From: Brett_Watson@enron.net
To: nanog@merit.edu
Date: Thu, 27 Aug 1998 21:50:08 -0700

On 08/25/98 03:05:40 PM steve wrote:

>On Tue, Aug 25, 1998 at 03:50:37PM -0400, Alec H. Peterson wrote:
>> Owen DeLong wrote:
>> >
>> > Where do you get your data?  It seems to me that the bulk of the
largest web
>> > sites with which I am familiar are located in at least two
datacenters.
>>
>> Most of the busy sites I frequent are hosted on the west coast (not just
>> Exodus-hosted sites, but sites in general).
>
>    That's just how the internet plays, there are probably more sights
>phisically in the silicon valley then anywhere else on the west coast.
It's
>where the busniness's are, and since they want to have their machines as
>close to them as possible, they put them here.

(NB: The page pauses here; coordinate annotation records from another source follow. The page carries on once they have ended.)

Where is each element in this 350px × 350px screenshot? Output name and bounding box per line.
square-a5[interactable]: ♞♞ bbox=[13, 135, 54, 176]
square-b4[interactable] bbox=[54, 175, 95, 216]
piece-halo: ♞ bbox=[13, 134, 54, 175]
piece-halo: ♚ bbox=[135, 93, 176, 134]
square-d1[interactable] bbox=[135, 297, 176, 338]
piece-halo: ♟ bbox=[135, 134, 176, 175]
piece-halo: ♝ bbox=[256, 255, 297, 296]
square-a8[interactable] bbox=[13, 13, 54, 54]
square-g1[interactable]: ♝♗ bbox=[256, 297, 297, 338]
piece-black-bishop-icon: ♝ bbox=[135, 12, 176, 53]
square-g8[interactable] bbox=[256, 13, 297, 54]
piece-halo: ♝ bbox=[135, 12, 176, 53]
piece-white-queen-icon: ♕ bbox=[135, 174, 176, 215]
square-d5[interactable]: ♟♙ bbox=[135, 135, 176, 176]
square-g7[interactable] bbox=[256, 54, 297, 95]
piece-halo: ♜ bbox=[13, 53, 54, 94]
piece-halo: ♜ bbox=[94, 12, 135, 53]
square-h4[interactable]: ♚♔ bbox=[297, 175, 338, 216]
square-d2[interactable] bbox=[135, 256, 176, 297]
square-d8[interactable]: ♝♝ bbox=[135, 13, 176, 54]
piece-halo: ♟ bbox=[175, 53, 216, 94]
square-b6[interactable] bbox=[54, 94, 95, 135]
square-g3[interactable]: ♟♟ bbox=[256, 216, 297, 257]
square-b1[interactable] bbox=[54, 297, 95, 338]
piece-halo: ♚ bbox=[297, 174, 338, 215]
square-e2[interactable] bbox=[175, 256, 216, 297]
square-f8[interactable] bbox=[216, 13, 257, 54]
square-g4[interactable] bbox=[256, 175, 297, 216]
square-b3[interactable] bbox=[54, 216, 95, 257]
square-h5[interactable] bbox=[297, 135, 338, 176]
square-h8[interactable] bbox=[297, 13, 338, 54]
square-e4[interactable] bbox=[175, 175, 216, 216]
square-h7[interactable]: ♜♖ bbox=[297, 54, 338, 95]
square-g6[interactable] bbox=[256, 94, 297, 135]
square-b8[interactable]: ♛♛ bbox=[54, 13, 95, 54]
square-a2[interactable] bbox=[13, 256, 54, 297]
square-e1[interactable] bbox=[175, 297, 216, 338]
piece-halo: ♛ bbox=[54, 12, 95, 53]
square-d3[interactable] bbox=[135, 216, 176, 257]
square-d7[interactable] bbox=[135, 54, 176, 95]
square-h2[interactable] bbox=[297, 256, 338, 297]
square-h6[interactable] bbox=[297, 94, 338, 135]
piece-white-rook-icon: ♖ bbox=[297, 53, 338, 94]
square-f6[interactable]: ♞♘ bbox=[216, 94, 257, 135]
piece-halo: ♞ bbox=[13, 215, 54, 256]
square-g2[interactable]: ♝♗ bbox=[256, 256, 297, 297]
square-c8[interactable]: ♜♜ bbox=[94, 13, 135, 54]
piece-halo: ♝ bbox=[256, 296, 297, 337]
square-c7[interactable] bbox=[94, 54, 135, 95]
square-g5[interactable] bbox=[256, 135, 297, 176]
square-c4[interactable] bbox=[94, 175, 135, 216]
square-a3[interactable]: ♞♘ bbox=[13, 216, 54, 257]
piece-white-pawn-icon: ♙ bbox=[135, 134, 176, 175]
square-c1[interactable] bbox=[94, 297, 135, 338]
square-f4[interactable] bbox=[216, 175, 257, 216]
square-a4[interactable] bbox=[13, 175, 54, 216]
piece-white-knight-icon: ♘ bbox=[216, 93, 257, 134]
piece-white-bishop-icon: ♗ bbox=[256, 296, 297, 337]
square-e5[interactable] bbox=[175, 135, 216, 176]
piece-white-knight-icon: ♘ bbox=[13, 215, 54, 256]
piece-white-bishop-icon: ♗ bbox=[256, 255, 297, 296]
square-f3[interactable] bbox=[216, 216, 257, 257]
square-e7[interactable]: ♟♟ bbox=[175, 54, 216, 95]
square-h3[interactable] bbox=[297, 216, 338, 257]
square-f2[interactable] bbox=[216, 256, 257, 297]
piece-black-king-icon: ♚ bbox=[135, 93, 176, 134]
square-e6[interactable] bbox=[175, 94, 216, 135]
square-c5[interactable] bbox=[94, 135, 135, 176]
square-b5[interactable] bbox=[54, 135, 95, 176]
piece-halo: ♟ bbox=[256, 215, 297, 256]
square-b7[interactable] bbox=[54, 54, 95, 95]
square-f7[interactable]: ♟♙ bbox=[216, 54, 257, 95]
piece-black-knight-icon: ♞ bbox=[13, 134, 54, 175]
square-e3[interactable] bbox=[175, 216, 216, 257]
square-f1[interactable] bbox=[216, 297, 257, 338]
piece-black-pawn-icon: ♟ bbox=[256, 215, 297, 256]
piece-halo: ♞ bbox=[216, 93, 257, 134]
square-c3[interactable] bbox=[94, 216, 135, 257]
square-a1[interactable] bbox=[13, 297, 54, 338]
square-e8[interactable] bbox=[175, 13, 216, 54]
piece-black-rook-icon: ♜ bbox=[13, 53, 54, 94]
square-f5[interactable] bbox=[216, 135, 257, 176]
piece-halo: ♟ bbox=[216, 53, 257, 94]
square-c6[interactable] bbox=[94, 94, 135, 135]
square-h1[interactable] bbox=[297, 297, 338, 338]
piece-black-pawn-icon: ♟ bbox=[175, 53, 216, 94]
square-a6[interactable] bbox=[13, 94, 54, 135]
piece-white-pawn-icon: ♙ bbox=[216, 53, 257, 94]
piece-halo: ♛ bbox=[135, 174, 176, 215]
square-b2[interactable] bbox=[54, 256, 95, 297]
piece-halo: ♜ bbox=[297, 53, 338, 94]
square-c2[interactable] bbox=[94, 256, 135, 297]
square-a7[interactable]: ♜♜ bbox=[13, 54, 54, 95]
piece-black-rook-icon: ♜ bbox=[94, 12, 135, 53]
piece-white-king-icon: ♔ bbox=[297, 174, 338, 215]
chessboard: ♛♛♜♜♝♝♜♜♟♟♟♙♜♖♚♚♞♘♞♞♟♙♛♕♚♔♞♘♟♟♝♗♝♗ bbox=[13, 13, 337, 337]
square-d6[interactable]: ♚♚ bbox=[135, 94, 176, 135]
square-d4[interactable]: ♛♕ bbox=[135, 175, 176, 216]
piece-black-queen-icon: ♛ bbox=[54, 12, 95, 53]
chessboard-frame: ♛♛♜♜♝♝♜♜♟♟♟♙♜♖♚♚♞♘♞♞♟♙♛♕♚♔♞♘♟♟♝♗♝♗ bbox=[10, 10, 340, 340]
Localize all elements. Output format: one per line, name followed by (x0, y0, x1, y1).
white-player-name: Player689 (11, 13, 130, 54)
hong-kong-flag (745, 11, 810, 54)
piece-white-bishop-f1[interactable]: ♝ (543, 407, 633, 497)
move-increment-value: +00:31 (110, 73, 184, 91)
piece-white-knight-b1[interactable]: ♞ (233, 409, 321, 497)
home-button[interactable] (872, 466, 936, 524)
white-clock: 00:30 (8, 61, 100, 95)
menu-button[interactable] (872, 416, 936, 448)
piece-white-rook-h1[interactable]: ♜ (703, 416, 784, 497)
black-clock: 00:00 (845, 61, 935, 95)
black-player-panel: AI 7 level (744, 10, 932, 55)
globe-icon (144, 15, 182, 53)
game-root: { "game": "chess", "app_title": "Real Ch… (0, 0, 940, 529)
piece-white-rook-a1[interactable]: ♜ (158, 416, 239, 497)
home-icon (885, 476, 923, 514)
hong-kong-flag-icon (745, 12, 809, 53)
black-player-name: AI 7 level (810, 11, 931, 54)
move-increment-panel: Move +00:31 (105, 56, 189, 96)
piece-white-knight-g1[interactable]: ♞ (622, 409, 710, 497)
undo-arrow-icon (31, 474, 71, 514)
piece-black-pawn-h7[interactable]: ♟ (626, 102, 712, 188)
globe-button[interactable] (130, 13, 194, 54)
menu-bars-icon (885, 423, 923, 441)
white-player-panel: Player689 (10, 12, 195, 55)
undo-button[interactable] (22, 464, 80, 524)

in my opinion, if hosting is done correctly, and managed with the right
tools, the hosting provider should be able to dictate where the servers are
placed (which city or data center) to balance load in the network (thus
balancing some of the load offered to the external peers).  while i was at
genuity, the distribution of servers was very skewed.  most customers were
either in the bay area or phoenix, and thus wanted their servers placed
there.  engineering wanted to decide where servers were placed but sales
always said "no no, the customer wants the server in city X" thus we had
terrible traffic distribution and serverely overloaded routers and circuits
between phoenix, san jose, and mae-west.